Molly dropped the newspaper onto an end table and slowly removed the green wrapping paper. In the box and carefully nestled in tissue paper was a Wedgwood blue Jasperware disk ornament depicting the image of a turtledove. Threaded through the top of the ornament was a white silk string with a tassel.
“It’s lovely,” Nell said.
“It is,” Felicity agreed. “You know, I bet you’re going to miss Mick when you’re having a wild and crazy time in Boston.”
“I didn’t say it’s going to be wild and crazy,” Molly said testily.
“No,” Felicity agreed. “You’re not the nightclub type. In fact, I think you’re going to miss Mick so much you’ll decide to come home after a few weeks. Why don’t you just move to Portland instead of Boston? Portland’s only like forty minutes away, and it’s a lot less expensive than Boston. It would be way less of a hassle to move there and back.”
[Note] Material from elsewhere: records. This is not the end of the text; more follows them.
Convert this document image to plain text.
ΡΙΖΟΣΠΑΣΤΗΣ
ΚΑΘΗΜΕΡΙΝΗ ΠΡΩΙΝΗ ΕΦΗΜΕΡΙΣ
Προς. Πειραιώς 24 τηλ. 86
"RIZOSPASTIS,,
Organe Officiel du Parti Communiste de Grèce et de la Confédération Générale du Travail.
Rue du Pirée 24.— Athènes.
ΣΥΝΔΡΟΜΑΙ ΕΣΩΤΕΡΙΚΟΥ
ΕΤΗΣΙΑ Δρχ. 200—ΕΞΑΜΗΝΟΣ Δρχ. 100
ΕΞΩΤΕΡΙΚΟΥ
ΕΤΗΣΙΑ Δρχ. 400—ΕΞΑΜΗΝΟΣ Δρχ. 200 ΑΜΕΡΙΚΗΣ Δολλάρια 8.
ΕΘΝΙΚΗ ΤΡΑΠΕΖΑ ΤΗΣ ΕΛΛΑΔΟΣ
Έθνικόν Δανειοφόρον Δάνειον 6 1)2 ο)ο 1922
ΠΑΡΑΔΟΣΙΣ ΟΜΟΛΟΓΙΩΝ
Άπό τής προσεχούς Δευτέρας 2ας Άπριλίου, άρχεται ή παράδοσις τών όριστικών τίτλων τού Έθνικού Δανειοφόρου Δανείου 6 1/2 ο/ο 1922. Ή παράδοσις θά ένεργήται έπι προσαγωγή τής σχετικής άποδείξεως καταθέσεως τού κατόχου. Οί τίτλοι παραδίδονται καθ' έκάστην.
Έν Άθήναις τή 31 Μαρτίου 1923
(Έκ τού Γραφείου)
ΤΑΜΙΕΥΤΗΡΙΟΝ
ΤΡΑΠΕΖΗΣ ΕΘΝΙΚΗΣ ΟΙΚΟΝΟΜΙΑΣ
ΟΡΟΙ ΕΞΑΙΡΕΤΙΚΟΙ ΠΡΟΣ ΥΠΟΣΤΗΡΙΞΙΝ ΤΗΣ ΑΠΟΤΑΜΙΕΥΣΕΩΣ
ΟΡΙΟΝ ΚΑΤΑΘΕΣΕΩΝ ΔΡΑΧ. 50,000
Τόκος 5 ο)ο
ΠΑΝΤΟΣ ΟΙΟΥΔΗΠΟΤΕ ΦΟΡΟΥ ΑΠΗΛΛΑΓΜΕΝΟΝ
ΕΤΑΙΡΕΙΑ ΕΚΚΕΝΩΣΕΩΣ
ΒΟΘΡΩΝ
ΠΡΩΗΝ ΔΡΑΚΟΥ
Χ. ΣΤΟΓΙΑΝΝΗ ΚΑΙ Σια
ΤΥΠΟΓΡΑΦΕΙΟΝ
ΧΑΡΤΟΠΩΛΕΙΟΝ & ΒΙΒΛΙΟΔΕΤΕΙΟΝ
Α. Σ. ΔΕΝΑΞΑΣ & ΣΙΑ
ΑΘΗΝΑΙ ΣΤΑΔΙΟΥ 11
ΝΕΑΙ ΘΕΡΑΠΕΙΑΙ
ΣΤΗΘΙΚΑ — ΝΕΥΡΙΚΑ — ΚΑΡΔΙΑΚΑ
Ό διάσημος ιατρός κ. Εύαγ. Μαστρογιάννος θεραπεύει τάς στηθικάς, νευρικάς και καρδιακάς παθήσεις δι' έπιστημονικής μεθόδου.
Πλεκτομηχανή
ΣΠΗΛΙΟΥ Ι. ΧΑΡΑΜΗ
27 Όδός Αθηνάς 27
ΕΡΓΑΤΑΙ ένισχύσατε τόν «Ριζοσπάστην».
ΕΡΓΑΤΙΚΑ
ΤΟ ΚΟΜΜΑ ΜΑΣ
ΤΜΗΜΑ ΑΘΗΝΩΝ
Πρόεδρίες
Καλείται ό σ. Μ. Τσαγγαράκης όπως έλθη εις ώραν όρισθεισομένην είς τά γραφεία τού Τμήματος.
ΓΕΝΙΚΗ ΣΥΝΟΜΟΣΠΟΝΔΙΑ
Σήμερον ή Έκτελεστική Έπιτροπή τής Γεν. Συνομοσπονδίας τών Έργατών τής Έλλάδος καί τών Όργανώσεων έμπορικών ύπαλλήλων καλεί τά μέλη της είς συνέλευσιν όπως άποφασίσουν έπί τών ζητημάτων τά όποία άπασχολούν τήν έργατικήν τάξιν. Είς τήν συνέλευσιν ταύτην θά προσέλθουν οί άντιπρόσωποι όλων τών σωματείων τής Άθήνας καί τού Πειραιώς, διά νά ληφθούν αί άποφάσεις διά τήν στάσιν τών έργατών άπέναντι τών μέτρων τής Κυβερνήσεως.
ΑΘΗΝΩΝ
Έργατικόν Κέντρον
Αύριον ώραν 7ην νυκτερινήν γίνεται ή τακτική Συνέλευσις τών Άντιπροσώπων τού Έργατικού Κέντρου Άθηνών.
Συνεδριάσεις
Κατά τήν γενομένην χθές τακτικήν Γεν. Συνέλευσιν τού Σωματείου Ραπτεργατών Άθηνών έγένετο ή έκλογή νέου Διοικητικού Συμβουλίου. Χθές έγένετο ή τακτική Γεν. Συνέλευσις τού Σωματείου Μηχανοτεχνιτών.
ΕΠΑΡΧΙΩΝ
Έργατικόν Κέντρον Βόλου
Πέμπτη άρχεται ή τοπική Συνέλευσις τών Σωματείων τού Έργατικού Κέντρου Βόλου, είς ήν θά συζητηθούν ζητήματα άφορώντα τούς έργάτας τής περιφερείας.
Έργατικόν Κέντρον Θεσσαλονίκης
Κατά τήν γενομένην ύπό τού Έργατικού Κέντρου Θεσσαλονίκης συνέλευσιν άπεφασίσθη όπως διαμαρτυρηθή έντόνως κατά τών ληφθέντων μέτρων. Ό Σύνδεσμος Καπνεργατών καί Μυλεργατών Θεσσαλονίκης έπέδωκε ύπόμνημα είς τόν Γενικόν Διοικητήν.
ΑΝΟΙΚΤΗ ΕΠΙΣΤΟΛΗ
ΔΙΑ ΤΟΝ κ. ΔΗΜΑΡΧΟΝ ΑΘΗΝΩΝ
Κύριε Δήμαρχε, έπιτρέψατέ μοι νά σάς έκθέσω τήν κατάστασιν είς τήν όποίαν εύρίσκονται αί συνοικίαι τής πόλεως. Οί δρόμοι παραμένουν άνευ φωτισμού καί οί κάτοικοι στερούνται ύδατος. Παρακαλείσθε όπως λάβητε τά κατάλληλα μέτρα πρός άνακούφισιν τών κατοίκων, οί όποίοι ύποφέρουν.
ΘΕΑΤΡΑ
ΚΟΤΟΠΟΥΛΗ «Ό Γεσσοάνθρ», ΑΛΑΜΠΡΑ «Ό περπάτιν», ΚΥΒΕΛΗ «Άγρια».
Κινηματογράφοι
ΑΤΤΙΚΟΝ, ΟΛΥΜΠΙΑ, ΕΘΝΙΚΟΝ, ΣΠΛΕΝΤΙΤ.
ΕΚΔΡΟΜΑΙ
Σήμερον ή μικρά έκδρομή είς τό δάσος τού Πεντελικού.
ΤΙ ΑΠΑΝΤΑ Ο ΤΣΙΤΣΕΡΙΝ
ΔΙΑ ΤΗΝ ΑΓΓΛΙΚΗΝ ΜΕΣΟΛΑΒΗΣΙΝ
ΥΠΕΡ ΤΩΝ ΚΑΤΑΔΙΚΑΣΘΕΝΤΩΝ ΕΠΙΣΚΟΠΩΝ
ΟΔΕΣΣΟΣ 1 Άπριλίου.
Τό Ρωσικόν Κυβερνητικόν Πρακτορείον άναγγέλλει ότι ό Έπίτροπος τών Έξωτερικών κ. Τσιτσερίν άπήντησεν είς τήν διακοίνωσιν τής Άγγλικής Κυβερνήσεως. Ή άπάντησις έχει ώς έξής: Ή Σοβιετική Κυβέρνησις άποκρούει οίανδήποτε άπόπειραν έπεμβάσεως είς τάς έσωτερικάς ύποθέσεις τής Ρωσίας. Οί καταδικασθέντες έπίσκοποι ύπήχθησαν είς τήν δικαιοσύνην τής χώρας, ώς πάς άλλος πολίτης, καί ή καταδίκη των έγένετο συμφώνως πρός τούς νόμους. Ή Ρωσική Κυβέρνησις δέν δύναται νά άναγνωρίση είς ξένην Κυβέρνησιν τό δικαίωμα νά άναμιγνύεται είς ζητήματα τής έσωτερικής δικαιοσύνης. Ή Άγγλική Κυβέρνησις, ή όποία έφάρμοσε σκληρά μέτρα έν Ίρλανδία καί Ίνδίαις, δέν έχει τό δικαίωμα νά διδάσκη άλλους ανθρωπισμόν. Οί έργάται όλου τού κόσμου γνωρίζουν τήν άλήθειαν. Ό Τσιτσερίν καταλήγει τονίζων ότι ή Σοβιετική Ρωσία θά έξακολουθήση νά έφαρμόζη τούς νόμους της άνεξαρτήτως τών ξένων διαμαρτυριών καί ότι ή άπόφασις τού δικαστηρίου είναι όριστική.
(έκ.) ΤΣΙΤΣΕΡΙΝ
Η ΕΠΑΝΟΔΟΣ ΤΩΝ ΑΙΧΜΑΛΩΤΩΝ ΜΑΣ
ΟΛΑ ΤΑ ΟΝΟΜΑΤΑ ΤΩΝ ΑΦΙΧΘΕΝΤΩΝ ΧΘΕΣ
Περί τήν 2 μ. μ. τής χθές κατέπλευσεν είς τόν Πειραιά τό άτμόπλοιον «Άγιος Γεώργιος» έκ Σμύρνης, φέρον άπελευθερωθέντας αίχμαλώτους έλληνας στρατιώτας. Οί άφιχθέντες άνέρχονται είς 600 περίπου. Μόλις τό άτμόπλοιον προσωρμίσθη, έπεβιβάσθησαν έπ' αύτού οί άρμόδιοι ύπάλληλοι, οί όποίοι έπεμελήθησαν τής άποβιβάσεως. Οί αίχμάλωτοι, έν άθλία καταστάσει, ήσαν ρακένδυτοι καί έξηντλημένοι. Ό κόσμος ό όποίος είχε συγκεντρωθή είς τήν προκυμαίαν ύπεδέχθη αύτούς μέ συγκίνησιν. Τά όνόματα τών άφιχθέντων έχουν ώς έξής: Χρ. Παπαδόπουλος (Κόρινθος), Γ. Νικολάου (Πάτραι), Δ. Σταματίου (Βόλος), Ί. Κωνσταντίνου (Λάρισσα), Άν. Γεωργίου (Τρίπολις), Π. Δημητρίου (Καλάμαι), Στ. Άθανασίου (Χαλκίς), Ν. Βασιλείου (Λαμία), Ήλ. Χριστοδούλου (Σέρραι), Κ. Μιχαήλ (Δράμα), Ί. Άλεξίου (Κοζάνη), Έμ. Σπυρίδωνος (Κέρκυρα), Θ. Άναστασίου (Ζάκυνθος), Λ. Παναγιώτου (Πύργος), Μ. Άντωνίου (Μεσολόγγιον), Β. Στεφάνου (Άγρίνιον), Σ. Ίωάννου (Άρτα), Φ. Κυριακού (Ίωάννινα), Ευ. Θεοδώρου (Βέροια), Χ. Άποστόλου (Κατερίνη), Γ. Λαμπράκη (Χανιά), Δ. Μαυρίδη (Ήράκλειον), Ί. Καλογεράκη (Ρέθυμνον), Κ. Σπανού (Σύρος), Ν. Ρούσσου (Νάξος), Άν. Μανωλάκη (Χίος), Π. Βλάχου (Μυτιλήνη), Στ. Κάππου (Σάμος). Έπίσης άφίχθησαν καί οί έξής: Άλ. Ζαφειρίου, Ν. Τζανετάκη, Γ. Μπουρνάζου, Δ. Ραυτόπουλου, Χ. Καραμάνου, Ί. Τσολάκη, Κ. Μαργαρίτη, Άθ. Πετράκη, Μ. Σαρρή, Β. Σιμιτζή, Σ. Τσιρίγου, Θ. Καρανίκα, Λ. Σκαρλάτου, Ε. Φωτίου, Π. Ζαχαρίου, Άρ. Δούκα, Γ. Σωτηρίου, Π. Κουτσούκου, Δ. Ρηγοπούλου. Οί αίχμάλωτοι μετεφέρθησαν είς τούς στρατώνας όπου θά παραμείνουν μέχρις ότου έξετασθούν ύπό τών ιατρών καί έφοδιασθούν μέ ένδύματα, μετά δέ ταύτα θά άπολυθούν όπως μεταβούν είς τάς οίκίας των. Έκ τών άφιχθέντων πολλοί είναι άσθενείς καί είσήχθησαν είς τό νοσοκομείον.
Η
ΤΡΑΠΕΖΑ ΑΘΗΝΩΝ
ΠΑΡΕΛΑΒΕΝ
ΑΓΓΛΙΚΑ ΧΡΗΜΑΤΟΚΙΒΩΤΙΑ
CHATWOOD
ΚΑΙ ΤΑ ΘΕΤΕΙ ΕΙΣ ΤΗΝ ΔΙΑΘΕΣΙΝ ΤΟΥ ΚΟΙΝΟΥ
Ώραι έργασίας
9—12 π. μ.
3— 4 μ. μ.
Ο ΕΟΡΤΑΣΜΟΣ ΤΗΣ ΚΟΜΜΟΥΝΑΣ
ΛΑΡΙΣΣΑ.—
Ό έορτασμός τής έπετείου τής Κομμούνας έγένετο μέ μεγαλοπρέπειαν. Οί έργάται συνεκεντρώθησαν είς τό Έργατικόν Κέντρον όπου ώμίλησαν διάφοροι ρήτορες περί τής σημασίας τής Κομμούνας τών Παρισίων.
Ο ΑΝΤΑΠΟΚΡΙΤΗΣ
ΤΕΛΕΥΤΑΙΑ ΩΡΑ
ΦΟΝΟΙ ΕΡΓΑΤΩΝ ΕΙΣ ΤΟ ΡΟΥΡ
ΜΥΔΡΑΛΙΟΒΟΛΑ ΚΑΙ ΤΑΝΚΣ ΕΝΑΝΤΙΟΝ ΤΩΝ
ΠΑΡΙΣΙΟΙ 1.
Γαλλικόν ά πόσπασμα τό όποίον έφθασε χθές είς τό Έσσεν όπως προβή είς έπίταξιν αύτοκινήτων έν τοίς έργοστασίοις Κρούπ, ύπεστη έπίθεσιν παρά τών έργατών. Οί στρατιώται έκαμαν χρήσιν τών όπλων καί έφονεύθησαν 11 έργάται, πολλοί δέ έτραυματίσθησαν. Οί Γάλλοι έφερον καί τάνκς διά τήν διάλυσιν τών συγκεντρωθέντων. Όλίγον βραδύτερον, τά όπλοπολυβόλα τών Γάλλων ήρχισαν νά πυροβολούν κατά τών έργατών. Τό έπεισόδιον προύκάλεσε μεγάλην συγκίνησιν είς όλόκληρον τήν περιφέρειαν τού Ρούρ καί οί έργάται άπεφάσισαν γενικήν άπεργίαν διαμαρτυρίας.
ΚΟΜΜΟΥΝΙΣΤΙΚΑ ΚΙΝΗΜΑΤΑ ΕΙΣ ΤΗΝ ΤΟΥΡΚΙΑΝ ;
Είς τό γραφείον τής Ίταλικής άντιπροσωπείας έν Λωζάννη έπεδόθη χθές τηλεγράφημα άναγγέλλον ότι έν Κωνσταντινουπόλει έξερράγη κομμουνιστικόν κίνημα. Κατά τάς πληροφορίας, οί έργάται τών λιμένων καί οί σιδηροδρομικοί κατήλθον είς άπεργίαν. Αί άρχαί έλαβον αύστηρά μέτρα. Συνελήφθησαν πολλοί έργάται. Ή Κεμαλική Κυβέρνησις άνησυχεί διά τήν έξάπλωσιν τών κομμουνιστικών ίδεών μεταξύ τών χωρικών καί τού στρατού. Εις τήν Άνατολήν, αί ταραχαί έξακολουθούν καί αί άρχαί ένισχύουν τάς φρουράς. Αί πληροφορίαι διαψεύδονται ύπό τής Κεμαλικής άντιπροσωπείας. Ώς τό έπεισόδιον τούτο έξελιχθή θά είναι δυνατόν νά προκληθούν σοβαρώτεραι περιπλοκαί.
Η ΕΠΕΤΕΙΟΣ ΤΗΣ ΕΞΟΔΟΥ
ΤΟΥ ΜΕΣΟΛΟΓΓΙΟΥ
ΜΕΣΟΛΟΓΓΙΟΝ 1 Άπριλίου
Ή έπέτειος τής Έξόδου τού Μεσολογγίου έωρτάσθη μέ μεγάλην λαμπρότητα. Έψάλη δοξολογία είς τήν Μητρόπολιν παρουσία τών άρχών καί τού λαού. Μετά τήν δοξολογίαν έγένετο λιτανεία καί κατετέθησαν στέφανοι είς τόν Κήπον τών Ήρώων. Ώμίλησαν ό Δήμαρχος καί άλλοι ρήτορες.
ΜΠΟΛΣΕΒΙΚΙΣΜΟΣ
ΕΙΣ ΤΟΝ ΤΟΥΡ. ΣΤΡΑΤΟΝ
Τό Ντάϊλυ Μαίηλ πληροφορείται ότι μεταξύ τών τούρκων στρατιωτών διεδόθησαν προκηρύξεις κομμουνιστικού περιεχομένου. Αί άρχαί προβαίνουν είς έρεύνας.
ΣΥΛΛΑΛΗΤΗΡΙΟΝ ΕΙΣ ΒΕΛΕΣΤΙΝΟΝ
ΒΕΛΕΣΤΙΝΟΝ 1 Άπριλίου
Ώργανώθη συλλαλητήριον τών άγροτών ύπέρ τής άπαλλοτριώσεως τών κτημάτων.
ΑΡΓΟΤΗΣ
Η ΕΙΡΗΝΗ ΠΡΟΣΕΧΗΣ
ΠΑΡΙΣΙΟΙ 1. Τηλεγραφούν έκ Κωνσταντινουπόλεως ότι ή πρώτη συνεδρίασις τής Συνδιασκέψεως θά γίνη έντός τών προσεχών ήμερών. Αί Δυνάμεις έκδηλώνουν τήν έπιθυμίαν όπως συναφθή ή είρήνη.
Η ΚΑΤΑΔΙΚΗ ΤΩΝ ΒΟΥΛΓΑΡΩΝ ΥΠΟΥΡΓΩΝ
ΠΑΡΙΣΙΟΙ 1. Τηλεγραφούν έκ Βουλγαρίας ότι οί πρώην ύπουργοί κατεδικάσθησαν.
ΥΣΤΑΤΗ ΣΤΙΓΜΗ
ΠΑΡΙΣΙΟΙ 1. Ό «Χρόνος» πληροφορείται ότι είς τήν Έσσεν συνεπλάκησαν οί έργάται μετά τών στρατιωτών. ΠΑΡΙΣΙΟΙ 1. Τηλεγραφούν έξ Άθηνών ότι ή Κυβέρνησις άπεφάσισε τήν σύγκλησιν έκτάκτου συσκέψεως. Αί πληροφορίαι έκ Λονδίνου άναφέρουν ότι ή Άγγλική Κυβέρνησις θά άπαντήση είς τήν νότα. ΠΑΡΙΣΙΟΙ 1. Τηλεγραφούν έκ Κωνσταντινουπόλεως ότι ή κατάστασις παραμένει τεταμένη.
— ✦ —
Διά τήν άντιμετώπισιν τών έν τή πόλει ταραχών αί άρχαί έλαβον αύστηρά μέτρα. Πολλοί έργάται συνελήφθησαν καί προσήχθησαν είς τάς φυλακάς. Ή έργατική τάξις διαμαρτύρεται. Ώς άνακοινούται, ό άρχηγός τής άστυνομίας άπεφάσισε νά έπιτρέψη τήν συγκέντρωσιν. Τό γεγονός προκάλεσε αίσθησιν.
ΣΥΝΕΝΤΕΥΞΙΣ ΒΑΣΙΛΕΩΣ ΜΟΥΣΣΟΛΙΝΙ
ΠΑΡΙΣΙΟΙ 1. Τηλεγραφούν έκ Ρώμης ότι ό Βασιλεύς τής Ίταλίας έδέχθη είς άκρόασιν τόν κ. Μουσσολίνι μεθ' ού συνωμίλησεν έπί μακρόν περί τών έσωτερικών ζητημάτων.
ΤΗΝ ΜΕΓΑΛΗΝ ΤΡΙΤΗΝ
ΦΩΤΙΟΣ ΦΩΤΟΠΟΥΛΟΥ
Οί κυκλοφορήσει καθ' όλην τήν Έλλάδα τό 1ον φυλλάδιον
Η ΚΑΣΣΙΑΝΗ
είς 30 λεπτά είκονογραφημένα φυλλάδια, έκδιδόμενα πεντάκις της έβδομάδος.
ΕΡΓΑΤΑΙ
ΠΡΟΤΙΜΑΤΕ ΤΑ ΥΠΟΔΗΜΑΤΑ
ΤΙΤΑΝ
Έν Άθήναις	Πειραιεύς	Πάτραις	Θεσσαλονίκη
Nell restrained a sigh. Now she felt as if she were betraying her younger daughter by allowing her to go on blithely as she was, assuming that nothing in her sister’s life had changed while the reality was something quite different.
Molly closed the lid of the box and put it on the end table next to the newspaper. “Don’t mention my going to Boston when you see Mick, okay?” she said, ignoring her sister’s suggestion.
“Why?” Felicity asked. “Is he upset that you’re going?”
“Let’s just respect Molly’s wishes,” Nell said quickly.
Felicity shrugged. “Sure.”
“So,” Nell went on, “haven’t either of you noticed the crèche I set up last night?” She gestured toward a small end table on which sat a three-sided wooden barnlike structure with a thatched roof. At the apex of the roof, which stood about nine inches from the base of the structure, Nell had attached the figure of an angel holding aloft an undulating banner proclaiming “Peace on Earth.”
“I bought it the last time I was in Portland,” she said. “The Nativity is such a sweet scenario. What’s lovelier than a newborn baby and his mother?”
Felicity went over to the scene and picked up the figure of an older man carrying a staff. “Don’t forget Joseph,” she said, moving the figure closer to the baby in his cradle of hay. “The father is a big part of the story, even though he’s not technically the father.”
“Yes,” Nell said, with a twinge of guilt. Had she been aware of excluding the father from the heart of the scene? “The father, too. I know we’ve never had a crèche before, but I thought it would be a nice addition to our home.”
Molly shrugged. “Whatever. It’s your house, Mom, you can do what you want.”
Nell felt stricken. “No,” she said. “It’s our house. It’s our home.”
“You know what I mean,” Molly said. “Fliss and I won’t be living here forever. I’d better get going.” Molly reached for her backpack and coat, both flung across a chair.
“Aren’t you going to put Mick’s gift somewhere safe?” Nell asked.
Molly, at the front door, looked briefly over her shoulder. “It’s fine where it is,” she said. In a moment she was gone.
“What’s up with her these days?” Felicity asked. “She’s never been moody and short-tempered, except for the time she had that really bad flu that took forever to go away.”
Nell picked up the box with its green wrapping paper still partly attached. “She’s under a lot of strain with school,” she said evasively. “I’ll put this under the tree.”
“Well, whatever’s bothering her, I hope she gets over it before Christmas. Oh, I almost forgot,” Felicity cried. “I know I said I’d go to the Christmas fair at Saint Pat’s with you later, but I can’t.”
“Why not?” Nell asked. “We go every year.”
“The thing is I’m going to the fair with a bunch of girls from school instead. Don’t be mad, okay? It’s just that after the fair we’re going down to the outlets in Kittery.”
Nell didn’t see what one thing had to do with the other, but she didn’t argue. “Sure,” she said, managing a smile.
Felicity grinned. “Thanks, Mom. Bye.”
And then Felicity was gone as well, the front door slamming behind her.
Alone, Nell suddenly had the strange feeling that the grinning faces of the cherub figurines that sat on either end of the mantel were mocking her. She wanted so badly to make this Christmas perfect but try as she might, her efforts didn’t seem to be garnering the results she had hoped for. And what results are those? Nell asked herself. My daughters declaring they’ll never grow up and leave me? With a shake of her head, Nell strode from the living room.